Although we were celebrating her birthday, a great friend of mine gave me an unexpected, timely, and life-changing gift yesterday. We were talking about our plans for the holidays, what we had done last year, and what we were going to do this year when she said, “I always feel a specific kind of melancholy this time of year because I miss the magic I felt when I was a child.” My jaw dropped to the point that her eight-month-old baby girl laughed out loud as I realized I was not the only person who felt this specific sadness.
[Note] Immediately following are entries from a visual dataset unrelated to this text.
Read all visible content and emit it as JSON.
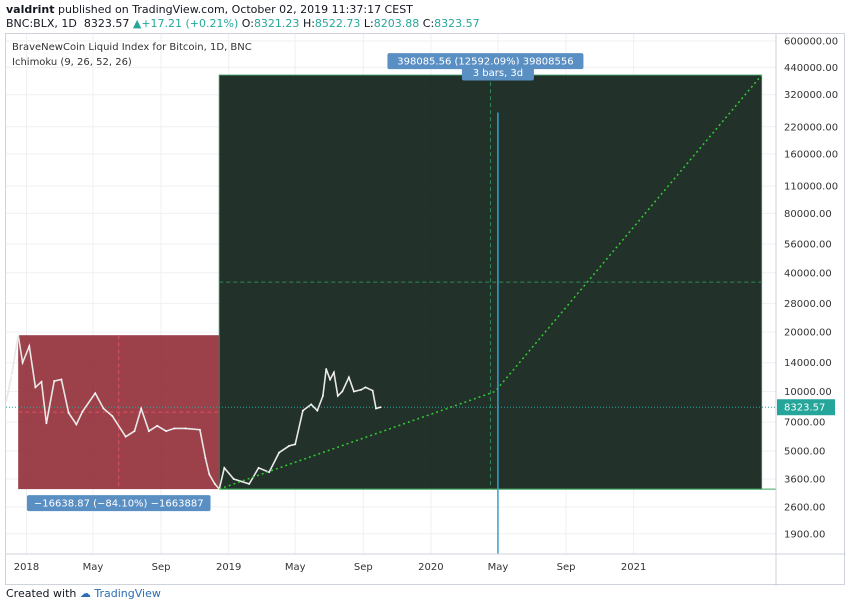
{
  "header": {
    "author": "valdrint",
    "published": " published on TradingView.com, October 02, 2019 11:37:17 CEST",
    "symbol": "BNC:BLX, 1D",
    "last": "8323.57",
    "change": "+17.21 (+0.21%)",
    "open_label": "O:",
    "open": "8321.23",
    "high_label": "H:",
    "high": "8522.73",
    "low_label": "L:",
    "low": "8203.88",
    "close_label": "C:",
    "close": "8323.57"
  },
  "footer": {
    "created": "Created with",
    "brand": "TradingView"
  },
  "chart_data": {
    "type": "line",
    "title": "BraveNewCoin Liquid Index for Bitcoin, 1D, BNC",
    "indicator": "Ichimoku (9, 26, 52, 26)",
    "y_scale": "log",
    "ylim": [
      1500,
      650000
    ],
    "y_ticks": [
      {
        "v": 600000,
        "t": "600000.00"
      },
      {
        "v": 440000,
        "t": "440000.00"
      },
      {
        "v": 320000,
        "t": "320000.00"
      },
      {
        "v": 220000,
        "t": "220000.00"
      },
      {
        "v": 160000,
        "t": "160000.00"
      },
      {
        "v": 110000,
        "t": "110000.00"
      },
      {
        "v": 80000,
        "t": "80000.00"
      },
      {
        "v": 56000,
        "t": "56000.00"
      },
      {
        "v": 40000,
        "t": "40000.00"
      },
      {
        "v": 28000,
        "t": "28000.00"
      },
      {
        "v": 20000,
        "t": "20000.00"
      },
      {
        "v": 14000,
        "t": "14000.00"
      },
      {
        "v": 10000,
        "t": "10000.00"
      },
      {
        "v": 7000,
        "t": "7000.00"
      },
      {
        "v": 5000,
        "t": "5000.00"
      },
      {
        "v": 3600,
        "t": "3600.00"
      },
      {
        "v": 2600,
        "t": "2600.00"
      },
      {
        "v": 1900,
        "t": "1900.00"
      }
    ],
    "x_ticks": [
      {
        "d": "2018-01-01",
        "t": "2018"
      },
      {
        "d": "2018-05-01",
        "t": "May"
      },
      {
        "d": "2018-09-01",
        "t": "Sep"
      },
      {
        "d": "2019-01-01",
        "t": "2019"
      },
      {
        "d": "2019-05-01",
        "t": "May"
      },
      {
        "d": "2019-09-01",
        "t": "Sep"
      },
      {
        "d": "2020-01-01",
        "t": "2020"
      },
      {
        "d": "2020-05-01",
        "t": "May"
      },
      {
        "d": "2020-09-01",
        "t": "Sep"
      },
      {
        "d": "2021-01-01",
        "t": "2021"
      }
    ],
    "xlim": [
      "2017-11-25",
      "2021-09-15"
    ],
    "last_price": {
      "v": 8323.57,
      "t": "8323.57"
    },
    "series": [
      {
        "values": [
          [
            "2017-11-25",
            8800
          ],
          [
            "2017-12-05",
            12000
          ],
          [
            "2017-12-17",
            19300
          ],
          [
            "2017-12-25",
            14000
          ],
          [
            "2018-01-06",
            17000
          ],
          [
            "2018-01-17",
            10500
          ],
          [
            "2018-01-28",
            11200
          ],
          [
            "2018-02-06",
            6900
          ],
          [
            "2018-02-20",
            11300
          ],
          [
            "2018-03-05",
            11500
          ],
          [
            "2018-03-18",
            7800
          ],
          [
            "2018-04-01",
            6800
          ],
          [
            "2018-04-12",
            7900
          ],
          [
            "2018-05-05",
            9800
          ],
          [
            "2018-05-20",
            8200
          ],
          [
            "2018-06-05",
            7500
          ],
          [
            "2018-06-29",
            5900
          ],
          [
            "2018-07-15",
            6300
          ],
          [
            "2018-07-27",
            8200
          ],
          [
            "2018-08-10",
            6300
          ],
          [
            "2018-08-25",
            6700
          ],
          [
            "2018-09-10",
            6300
          ],
          [
            "2018-09-25",
            6500
          ],
          [
            "2018-10-15",
            6500
          ],
          [
            "2018-11-10",
            6400
          ],
          [
            "2018-11-20",
            4600
          ],
          [
            "2018-11-27",
            3800
          ],
          [
            "2018-12-07",
            3400
          ],
          [
            "2018-12-15",
            3200
          ],
          [
            "2018-12-24",
            4100
          ],
          [
            "2019-01-10",
            3600
          ],
          [
            "2019-02-07",
            3400
          ],
          [
            "2019-02-24",
            4100
          ],
          [
            "2019-03-15",
            3900
          ],
          [
            "2019-04-02",
            4900
          ],
          [
            "2019-04-20",
            5300
          ],
          [
            "2019-05-01",
            5400
          ],
          [
            "2019-05-15",
            8000
          ],
          [
            "2019-05-30",
            8600
          ],
          [
            "2019-06-10",
            8000
          ],
          [
            "2019-06-20",
            9500
          ],
          [
            "2019-06-26",
            13000
          ],
          [
            "2019-07-03",
            11500
          ],
          [
            "2019-07-10",
            12500
          ],
          [
            "2019-07-17",
            9500
          ],
          [
            "2019-07-25",
            10000
          ],
          [
            "2019-08-06",
            11800
          ],
          [
            "2019-08-15",
            10000
          ],
          [
            "2019-08-28",
            10200
          ],
          [
            "2019-09-05",
            10500
          ],
          [
            "2019-09-18",
            10100
          ],
          [
            "2019-09-24",
            8200
          ],
          [
            "2019-10-02",
            8323.57
          ]
        ]
      }
    ],
    "measures": [
      {
        "from": [
          "2017-12-17",
          19300
        ],
        "to": [
          "2018-12-15",
          3200
        ],
        "label": "−16638.87 (−84.10%) −1663887",
        "color": "#8b1f2a"
      },
      {
        "from": [
          "2018-12-15",
          3200
        ],
        "to": [
          "2021-08-20",
          402000
        ],
        "label": "398085.56 (12592.09%) 39808556",
        "color": "#1f6e36"
      }
    ],
    "projection": [
      [
        "2018-12-15",
        3200
      ],
      [
        "2020-04-26",
        10000
      ],
      [
        "2021-08-20",
        402000
      ]
    ],
    "bars_marker": {
      "d": "2020-05-01",
      "v": 260000,
      "label": "3 bars, 3d"
    }
  }
}
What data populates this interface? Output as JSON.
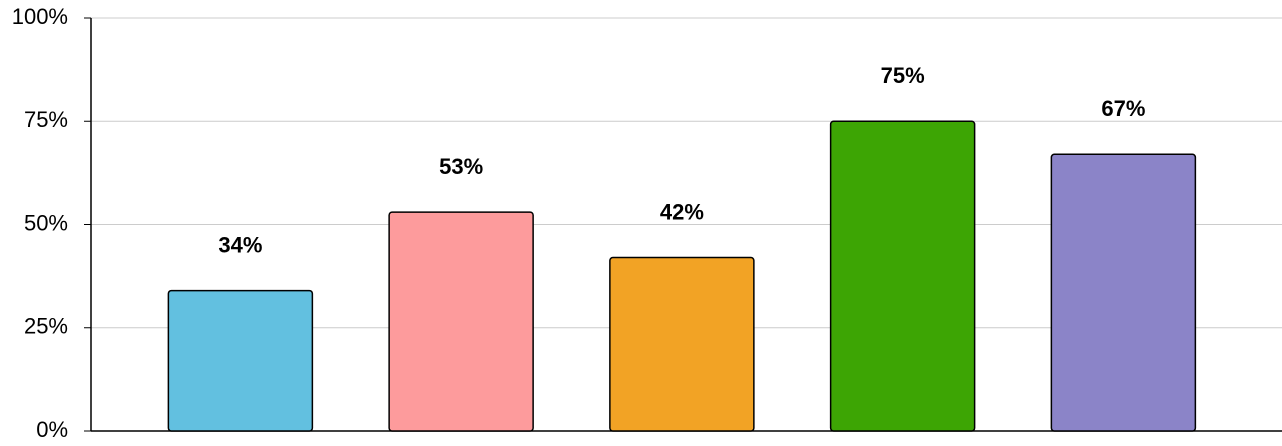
{
  "chart_data": {
    "type": "bar",
    "categories": [
      null,
      null,
      null,
      null,
      null
    ],
    "values": [
      34,
      53,
      42,
      75,
      67
    ],
    "value_labels": [
      "34%",
      "53%",
      "42%",
      "75%",
      "67%"
    ],
    "colors": [
      "#62c0e0",
      "#fd9b9c",
      "#f2a325",
      "#3da504",
      "#8b84c8"
    ],
    "ylim": [
      0,
      100
    ],
    "yticks": [
      {
        "value": 0,
        "label": "0%"
      },
      {
        "value": 25,
        "label": "25%"
      },
      {
        "value": 50,
        "label": "50%"
      },
      {
        "value": 75,
        "label": "75%"
      },
      {
        "value": 100,
        "label": "100%"
      }
    ],
    "grid": true
  }
}
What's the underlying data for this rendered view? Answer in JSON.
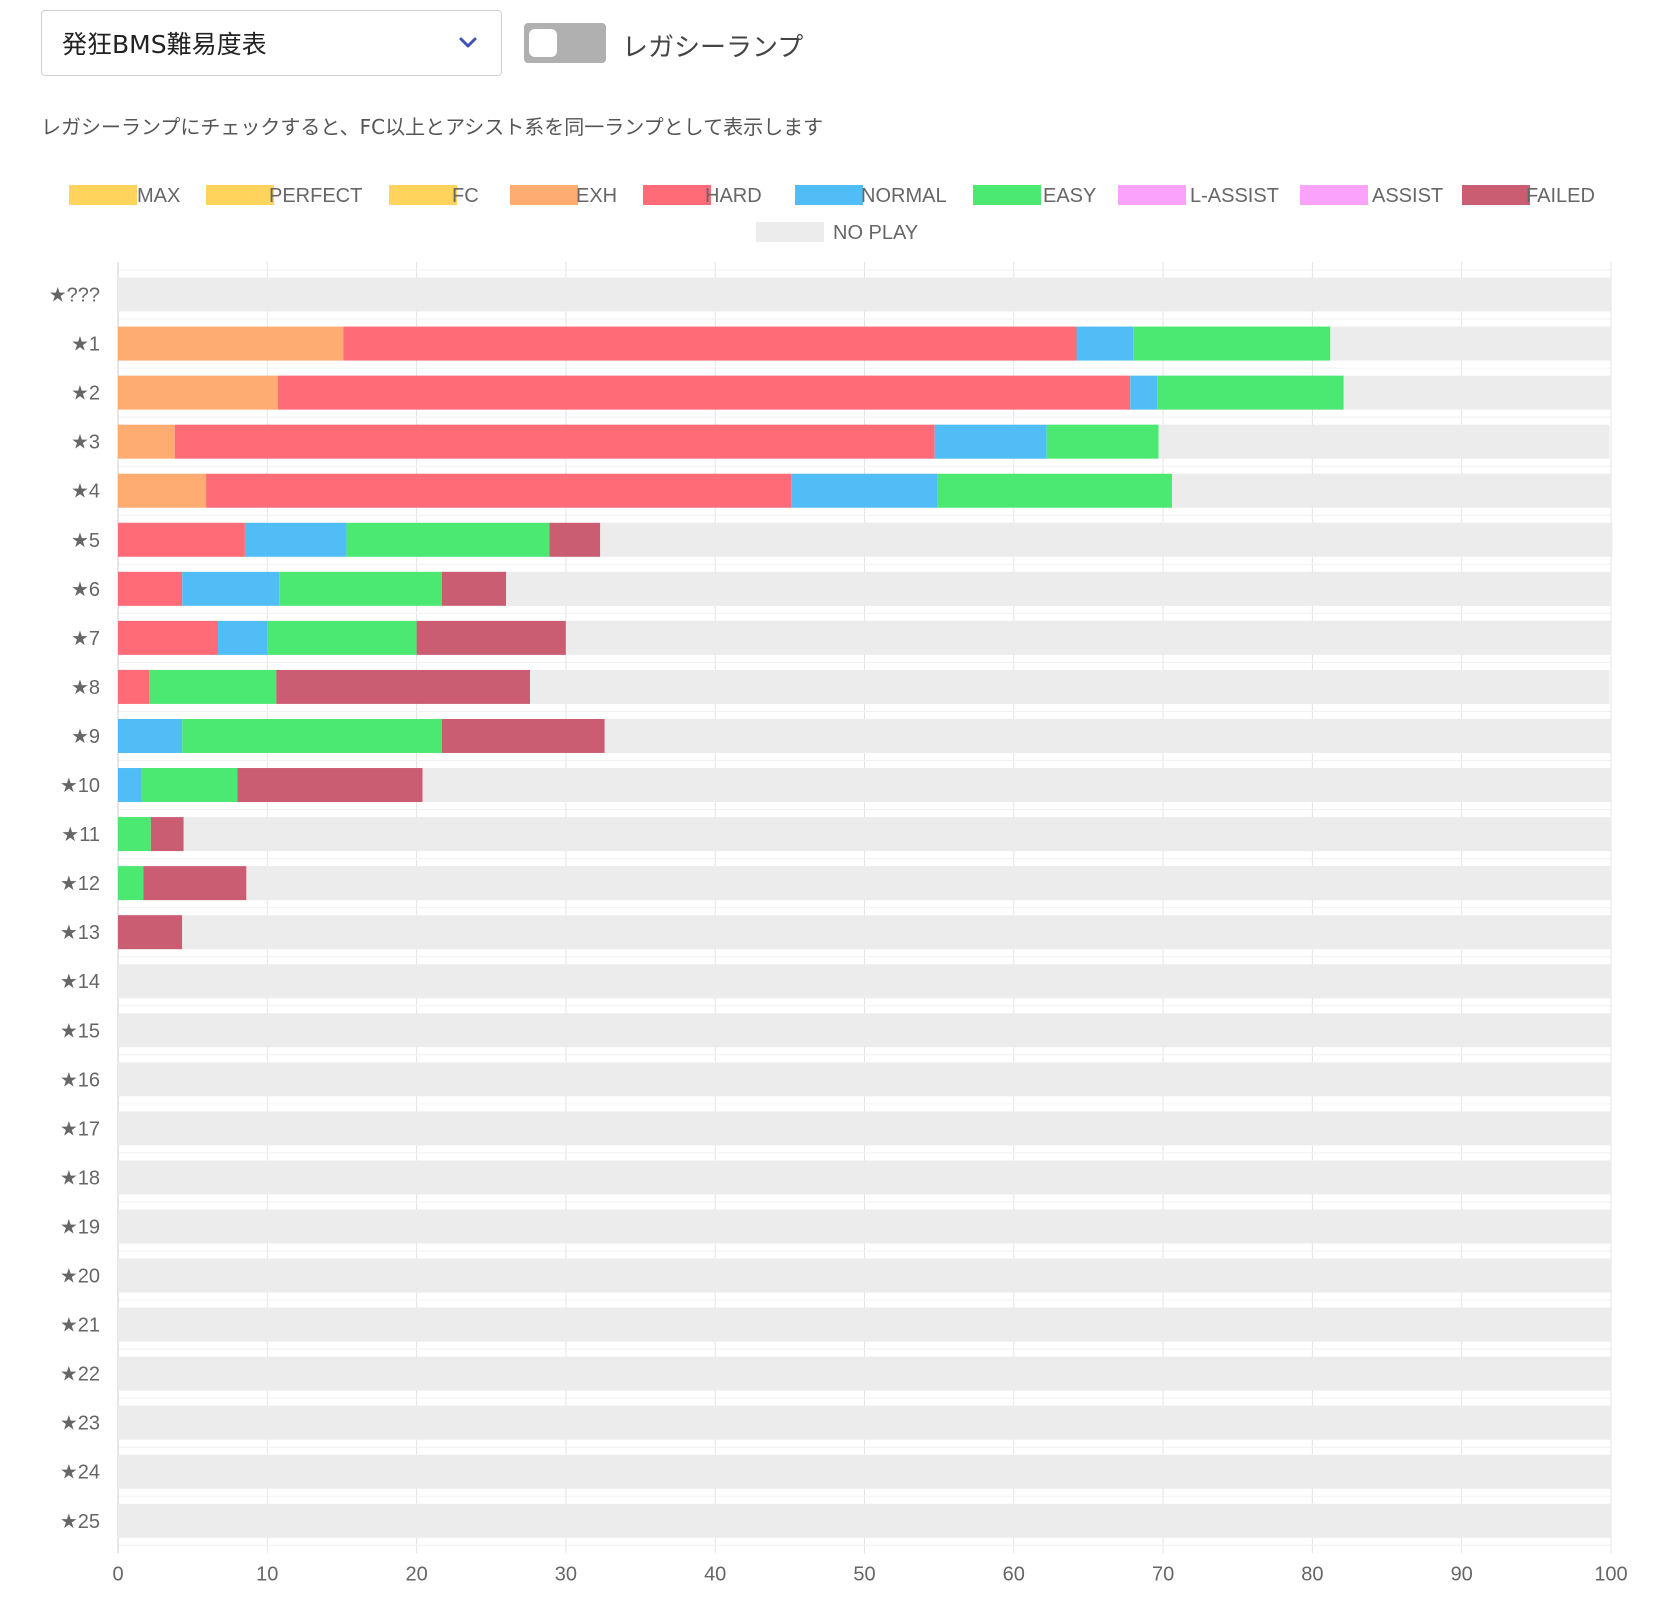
{
  "controls": {
    "table_select": {
      "selected": "発狂BMS難易度表"
    },
    "legacy_toggle": {
      "label": "レガシーランプ",
      "checked": false
    },
    "helper_text": "レガシーランプにチェックすると、FC以上とアシスト系を同一ランプとして表示します"
  },
  "icons": {
    "dropdown": "chevron-down-icon"
  },
  "chart_data": {
    "type": "bar",
    "orientation": "horizontal",
    "stacked": true,
    "grid": true,
    "legend_position": "top",
    "xlim": [
      0,
      100
    ],
    "x_ticks": [
      "0",
      "10",
      "20",
      "30",
      "40",
      "50",
      "60",
      "70",
      "80",
      "90",
      "100"
    ],
    "categories": [
      "★???",
      "★1",
      "★2",
      "★3",
      "★4",
      "★5",
      "★6",
      "★7",
      "★8",
      "★9",
      "★10",
      "★11",
      "★12",
      "★13",
      "★14",
      "★15",
      "★16",
      "★17",
      "★18",
      "★19",
      "★20",
      "★21",
      "★22",
      "★23",
      "★24",
      "★25"
    ],
    "series": [
      {
        "name": "MAX",
        "color": "#ffd35c",
        "values": [
          0,
          0,
          0,
          0,
          0,
          0,
          0,
          0,
          0,
          0,
          0,
          0,
          0,
          0,
          0,
          0,
          0,
          0,
          0,
          0,
          0,
          0,
          0,
          0,
          0,
          0
        ]
      },
      {
        "name": "PERFECT",
        "color": "#ffd35c",
        "values": [
          0,
          0,
          0,
          0,
          0,
          0,
          0,
          0,
          0,
          0,
          0,
          0,
          0,
          0,
          0,
          0,
          0,
          0,
          0,
          0,
          0,
          0,
          0,
          0,
          0,
          0
        ]
      },
      {
        "name": "FC",
        "color": "#ffd35c",
        "values": [
          0,
          0,
          0,
          0,
          0,
          0,
          0,
          0,
          0,
          0,
          0,
          0,
          0,
          0,
          0,
          0,
          0,
          0,
          0,
          0,
          0,
          0,
          0,
          0,
          0,
          0
        ]
      },
      {
        "name": "EXH",
        "color": "#ffac73",
        "values": [
          0,
          15.1,
          10.7,
          3.8,
          5.9,
          0,
          0,
          0,
          0,
          0,
          0,
          0,
          0,
          0,
          0,
          0,
          0,
          0,
          0,
          0,
          0,
          0,
          0,
          0,
          0,
          0
        ]
      },
      {
        "name": "HARD",
        "color": "#ff6b76",
        "values": [
          0,
          49.1,
          57.1,
          50.9,
          39.2,
          8.5,
          4.3,
          6.7,
          2.1,
          0,
          0,
          0,
          0,
          0,
          0,
          0,
          0,
          0,
          0,
          0,
          0,
          0,
          0,
          0,
          0,
          0
        ]
      },
      {
        "name": "NORMAL",
        "color": "#51bdf6",
        "values": [
          0,
          3.8,
          1.8,
          7.5,
          9.8,
          6.8,
          6.5,
          3.3,
          0,
          4.3,
          1.6,
          0,
          0,
          0,
          0,
          0,
          0,
          0,
          0,
          0,
          0,
          0,
          0,
          0,
          0,
          0
        ]
      },
      {
        "name": "EASY",
        "color": "#4be872",
        "values": [
          0,
          13.2,
          12.5,
          7.5,
          15.7,
          13.6,
          10.9,
          10.0,
          8.5,
          17.4,
          6.4,
          2.2,
          1.7,
          0,
          0,
          0,
          0,
          0,
          0,
          0,
          0,
          0,
          0,
          0,
          0,
          0
        ]
      },
      {
        "name": "L-ASSIST",
        "color": "#fba2fc",
        "values": [
          0,
          0,
          0,
          0,
          0,
          0,
          0,
          0,
          0,
          0,
          0,
          0,
          0,
          0,
          0,
          0,
          0,
          0,
          0,
          0,
          0,
          0,
          0,
          0,
          0,
          0
        ]
      },
      {
        "name": "ASSIST",
        "color": "#fba2fc",
        "values": [
          0,
          0,
          0,
          0,
          0,
          0,
          0,
          0,
          0,
          0,
          0,
          0,
          0,
          0,
          0,
          0,
          0,
          0,
          0,
          0,
          0,
          0,
          0,
          0,
          0,
          0
        ]
      },
      {
        "name": "FAILED",
        "color": "#cb5d72",
        "values": [
          0,
          0,
          0,
          0,
          0,
          3.4,
          4.3,
          10.0,
          17.0,
          10.9,
          12.4,
          2.2,
          6.9,
          4.3,
          0,
          0,
          0,
          0,
          0,
          0,
          0,
          0,
          0,
          0,
          0,
          0
        ]
      },
      {
        "name": "NO PLAY",
        "color": "#ececec",
        "values": [
          100,
          18.8,
          17.9,
          30.2,
          29.4,
          67.8,
          74.0,
          70.0,
          72.3,
          67.4,
          79.6,
          95.6,
          91.4,
          95.7,
          100,
          100,
          100,
          100,
          100,
          100,
          100,
          100,
          100,
          100,
          100,
          100
        ]
      }
    ]
  }
}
We, by no means, had perfect childhoods. Who does? But we both miss the simplicity, security, and structure of those elementary school holiday seasons and miss them to the point that we cannot seem, in her case, even with small children, to replicate the magic of them in our own adult lives. Even for those adults who do not have positive childhood memories around the holidays or in general, it is common to use holiday movies and songs to identify with a simpler, more secure, and carefree version of ourselves.
Of course, I could not help myself, as I started to research if my friend and I were the only two people who annually experience this type of melancholia. Clearly, we are not. Part of what makes this time of year so special, whether through personal or communal nostalgia, is the feeling that we can always fall back on our community. As adults, we often forget that, which isolates us when we do not need to do that to ourselves.
Whether you serve kakaland, pie, cake, pudding, or kugel, don’t forget that part of evoking the peace of childhood, real, idealized, or imagined, comes from sharing your current worries and stresses with the community you have carefully built as a competent adult. I texted my friend less than two hours later to let her know a weight had been lifted, just knowing that we shared a similar sadness that I did not have the consciousness, let alone courageousness to voice.
This Thanksgiving, trust the people you are thankful for and share with them honestly the hardships and responsibilities you face as an adult. We may get one step closer to experiencing the magic that is a less complicated, more innocent existence.